==> probability/leading.digit.s <==
What is the distribution of y/x for (x,y) chosen with uniform distribution
from the unit square?
First you want y/x in one of the intervals ... [0.01,0.02), [0.1,0.2),
[1,2), [10/20), ... . This corresponds to (x,y) lying in one of
several triangles with height 1 and bases on either the right or top
edges of the square. The bases along the right edge have lengths 0.1
(for 0.1 <= y/x < 0.2), 0.01, 0.001, ... ; the sum of this series is
1/9. The bases along the top edge have lengths 0.5 (for 0.5 < x/y <=
1), 0.05, 0.005, ... ; the sum of this series is 5/9. So you have a
total base length of 6/9 = 2/3, height 1, so the area is 1/3. The
total area of the square is 1/3, so the probability that y/x starts
with a 1 is 1/3 ~= 0.333333.
In the second case you have the same lengths (but in different places)

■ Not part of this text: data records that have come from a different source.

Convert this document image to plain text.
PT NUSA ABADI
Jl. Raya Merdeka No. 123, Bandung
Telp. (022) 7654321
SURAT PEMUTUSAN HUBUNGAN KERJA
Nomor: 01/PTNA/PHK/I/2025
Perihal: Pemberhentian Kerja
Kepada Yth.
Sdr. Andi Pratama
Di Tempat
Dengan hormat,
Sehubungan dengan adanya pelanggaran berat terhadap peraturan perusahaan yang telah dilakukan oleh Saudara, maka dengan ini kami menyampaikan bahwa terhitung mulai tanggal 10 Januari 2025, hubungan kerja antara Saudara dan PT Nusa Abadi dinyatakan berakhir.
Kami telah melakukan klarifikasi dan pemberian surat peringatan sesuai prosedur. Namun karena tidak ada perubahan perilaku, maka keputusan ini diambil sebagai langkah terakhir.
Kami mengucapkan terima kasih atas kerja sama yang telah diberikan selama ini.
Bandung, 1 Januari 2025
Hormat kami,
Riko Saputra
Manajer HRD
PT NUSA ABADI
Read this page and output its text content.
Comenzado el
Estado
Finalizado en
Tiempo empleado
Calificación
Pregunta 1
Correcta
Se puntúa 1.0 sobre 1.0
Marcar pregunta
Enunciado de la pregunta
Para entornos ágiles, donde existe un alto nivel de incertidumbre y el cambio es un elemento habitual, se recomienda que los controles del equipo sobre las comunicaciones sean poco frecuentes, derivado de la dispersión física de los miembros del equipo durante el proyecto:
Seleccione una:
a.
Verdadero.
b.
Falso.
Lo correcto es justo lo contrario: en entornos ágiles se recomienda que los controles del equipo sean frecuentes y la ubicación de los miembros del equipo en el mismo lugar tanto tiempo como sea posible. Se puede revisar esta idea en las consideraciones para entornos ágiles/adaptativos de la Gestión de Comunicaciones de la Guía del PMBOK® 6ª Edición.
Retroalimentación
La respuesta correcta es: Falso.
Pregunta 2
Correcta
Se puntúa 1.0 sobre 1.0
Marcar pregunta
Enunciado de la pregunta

on the right edge, total 1/9. But on the top edge, 9 <= y/x < 10 gives
you 1/10 < x/y <= 1/9 gives you a base of length 1/9 - 1/10 = 1/90,
and the series proceeds 1/900, 1/9000, ... ; the sum is 1/81. Total
base length then is 9/81 + 1/81 = 10/81, height 1, total area (and
hence probability of a leading 9) is 5/81 ~= 0.061728.